Spinal manipulative therapy (SMT) is a technique that health care professionals often use to relieve LBP and improve physical functions, especially walking and running. Its use has become more common since the American College of Physicians included SMT as a treatment to consider when LBP fails to respond to self-care in its 2007 guidelines. SMT takes many different forms, depending on the practitioner and specific purpose of the therapy. Numerous studies indicate that SMT may be an effective therapeutic option for LBP.
SMT may be practiced by a range of healthcare professionals, including chiropractors, medical doctors, naturopathic physicians, osteopathic physicians and physical therapists. The goal of the treatment varies, but it’s usually to relieve pain and restore physical functioning. SMT generally involves the practitioner applying a controlled force to a spinal joint with their hands or a device. The amount of force used primarily depends on the specific purpose of the SMT, which may include physical therapy, exercise or massage. Practitioners often administer SMT in conjunction with conventional therapies such as pain-relieving medications, a firm mattress and heat.
Scientific studies generally show that SMT may relieve mild-to-moderate pain due to LBP as effectively as conventional treatments.
A 2008 review found strong evidence that SMT was as effective as a combination of exercise and medical care in relieving chronic LBP. It also found moderate evidence that a combination of SMT and strength exercises were as effective as prescription-strength non-steroidal anti-inflammatory drugs (NAIDS) combined with exercise. Furthermore, this review showed limited evidence that SMT was as effective as a combination of physical therapy and exercise.

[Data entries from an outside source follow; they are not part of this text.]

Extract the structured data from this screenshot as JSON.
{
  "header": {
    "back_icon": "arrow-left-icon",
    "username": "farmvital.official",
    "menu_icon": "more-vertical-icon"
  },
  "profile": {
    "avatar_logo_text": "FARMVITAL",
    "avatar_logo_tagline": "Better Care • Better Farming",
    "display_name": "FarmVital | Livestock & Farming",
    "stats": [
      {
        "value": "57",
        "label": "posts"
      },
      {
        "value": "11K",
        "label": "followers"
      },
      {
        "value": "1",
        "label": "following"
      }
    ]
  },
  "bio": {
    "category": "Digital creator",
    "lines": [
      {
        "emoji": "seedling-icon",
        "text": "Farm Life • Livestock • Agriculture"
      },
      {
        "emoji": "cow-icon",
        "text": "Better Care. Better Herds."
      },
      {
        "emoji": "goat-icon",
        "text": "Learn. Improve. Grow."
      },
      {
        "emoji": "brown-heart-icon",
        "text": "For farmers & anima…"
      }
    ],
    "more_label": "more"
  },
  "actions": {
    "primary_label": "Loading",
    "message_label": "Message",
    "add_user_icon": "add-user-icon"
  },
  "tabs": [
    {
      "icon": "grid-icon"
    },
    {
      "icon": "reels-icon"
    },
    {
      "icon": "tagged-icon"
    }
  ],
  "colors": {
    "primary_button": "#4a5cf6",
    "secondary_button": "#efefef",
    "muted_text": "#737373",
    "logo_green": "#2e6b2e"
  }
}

A 2009 analysis reviewed 76 studies on conventional and alternative practices for LBP. The researchers in this analysis found that many treatments had minor pain-relieving effects on LBP, including SMT. These effects didn’t depend on whether the patient had acute or chronic LBP.

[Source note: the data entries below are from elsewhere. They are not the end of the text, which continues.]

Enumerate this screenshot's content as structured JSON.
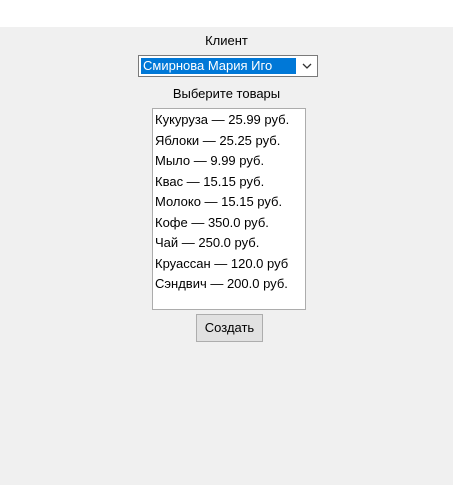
{
  "form": {
    "client_label": "Клиент",
    "client_selected": "Смирнова Мария Иго",
    "products_label": "Выберите товары",
    "products": [
      "Кукуруза — 25.99 руб.",
      "Яблоки — 25.25 руб.",
      "Мыло — 9.99 руб.",
      "Квас — 15.15 руб.",
      "Молоко — 15.15 руб.",
      "Кофе — 350.0 руб.",
      "Чай — 250.0 руб.",
      "Круассан — 120.0 руб",
      "Сэндвич — 200.0 руб."
    ],
    "create_button": "Создать"
  },
  "icons": {
    "combo_arrow": "chevron-down-icon"
  },
  "colors": {
    "window_bg": "#f0f0f0",
    "selection": "#0078d7",
    "button_bg": "#e1e1e1"
  }
}
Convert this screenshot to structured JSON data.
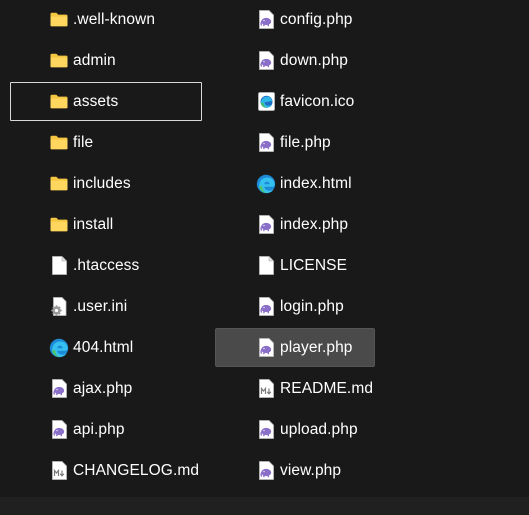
{
  "explorer": {
    "left_column": [
      {
        "label": ".well-known",
        "icon": "folder-icon"
      },
      {
        "label": "admin",
        "icon": "folder-icon"
      },
      {
        "label": "assets",
        "icon": "folder-icon",
        "state": "focused"
      },
      {
        "label": "file",
        "icon": "folder-icon"
      },
      {
        "label": "includes",
        "icon": "folder-icon"
      },
      {
        "label": "install",
        "icon": "folder-icon"
      },
      {
        "label": ".htaccess",
        "icon": "blank-file-icon"
      },
      {
        "label": ".user.ini",
        "icon": "settings-file-icon"
      },
      {
        "label": "404.html",
        "icon": "edge-html-icon"
      },
      {
        "label": "ajax.php",
        "icon": "php-file-icon"
      },
      {
        "label": "api.php",
        "icon": "php-file-icon"
      },
      {
        "label": "CHANGELOG.md",
        "icon": "markdown-file-icon"
      }
    ],
    "right_column": [
      {
        "label": "config.php",
        "icon": "php-file-icon"
      },
      {
        "label": "down.php",
        "icon": "php-file-icon"
      },
      {
        "label": "favicon.ico",
        "icon": "image-file-icon"
      },
      {
        "label": "file.php",
        "icon": "php-file-icon"
      },
      {
        "label": "index.html",
        "icon": "edge-html-icon"
      },
      {
        "label": "index.php",
        "icon": "php-file-icon"
      },
      {
        "label": "LICENSE",
        "icon": "blank-file-icon"
      },
      {
        "label": "login.php",
        "icon": "php-file-icon"
      },
      {
        "label": "player.php",
        "icon": "php-file-icon",
        "state": "hovered"
      },
      {
        "label": "README.md",
        "icon": "markdown-file-icon"
      },
      {
        "label": "upload.php",
        "icon": "php-file-icon"
      },
      {
        "label": "view.php",
        "icon": "php-file-icon"
      }
    ]
  },
  "colors": {
    "background": "#191919",
    "folder": "#f5c642",
    "hover": "#4a4a4a",
    "focus_border": "#d9d9d9",
    "php_elephant": "#8a6fc9"
  }
}
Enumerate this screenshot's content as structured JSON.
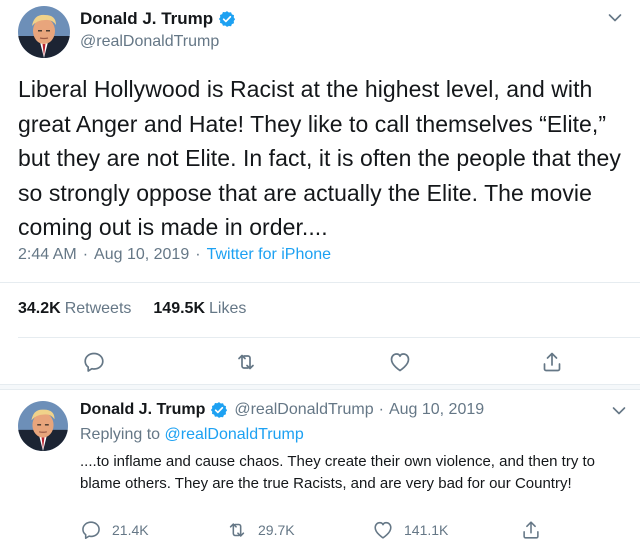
{
  "main_tweet": {
    "author": {
      "name": "Donald J. Trump",
      "handle": "@realDonaldTrump",
      "verified_icon": "verified-badge-icon"
    },
    "text": "Liberal Hollywood is Racist at the highest level, and with great Anger and Hate! They like to call themselves “Elite,” but they are not Elite. In fact, it is often the people that they so strongly oppose that are actually the Elite. The movie coming out is made in order....",
    "time": "2:44 AM",
    "date": "Aug 10, 2019",
    "separator": "·",
    "source": "Twitter for iPhone",
    "retweets_count": "34.2K",
    "retweets_label": "Retweets",
    "likes_count": "149.5K",
    "likes_label": "Likes",
    "actions": [
      "reply-icon",
      "retweet-icon",
      "like-icon",
      "share-icon"
    ]
  },
  "reply_tweet": {
    "author": {
      "name": "Donald J. Trump",
      "handle": "@realDonaldTrump",
      "date": "Aug 10, 2019"
    },
    "replying_prefix": "Replying to",
    "replying_to": "@realDonaldTrump",
    "text": "....to inflame and cause chaos. They create their own violence, and then try to blame others. They are the true Racists, and are very bad for our Country!",
    "reply_count": "21.4K",
    "retweet_count": "29.7K",
    "like_count": "141.1K"
  },
  "colors": {
    "accent": "#1da1f2",
    "text": "#14171a",
    "secondary": "#657786",
    "divider": "#e6ecf0"
  }
}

A 2010 review examined the effects of manual therapies like SMT and massage for a range of conditions. This review found strong evidence that SMT is effective for chronic LBP. It also found moderate evidence that SMT is effective against acute LBP.
A 2011 review analyzed the results from 26 clinical trials regarding the effectiveness of several treatments for LBP. The reviewers concluded that SMT is as effective as other methods of relieving pain and improving function.
Researchers are currently studying the long-term effects of SMT. The National Center for Complementary and Integrative Health (NCCIH) funded one such study involving over 600 patients with LBP. The results indicated that chiropractic care that included SMT was at least as effective as conventional treatments for a period of up to 18 months. However, the study also showed that less than 20 percent of these patients were pain-free after 18 months, regardless of the treatment they received.
SMT is generally safe for the treatment of LBP, provided it’s performed by a trained practitioner. The most common side effect is typically minor discomfort in the treatment area, which usually goes away within two days. Other side effects such as fatigue are also minor in most cases. Serious complications of SMT are very rare.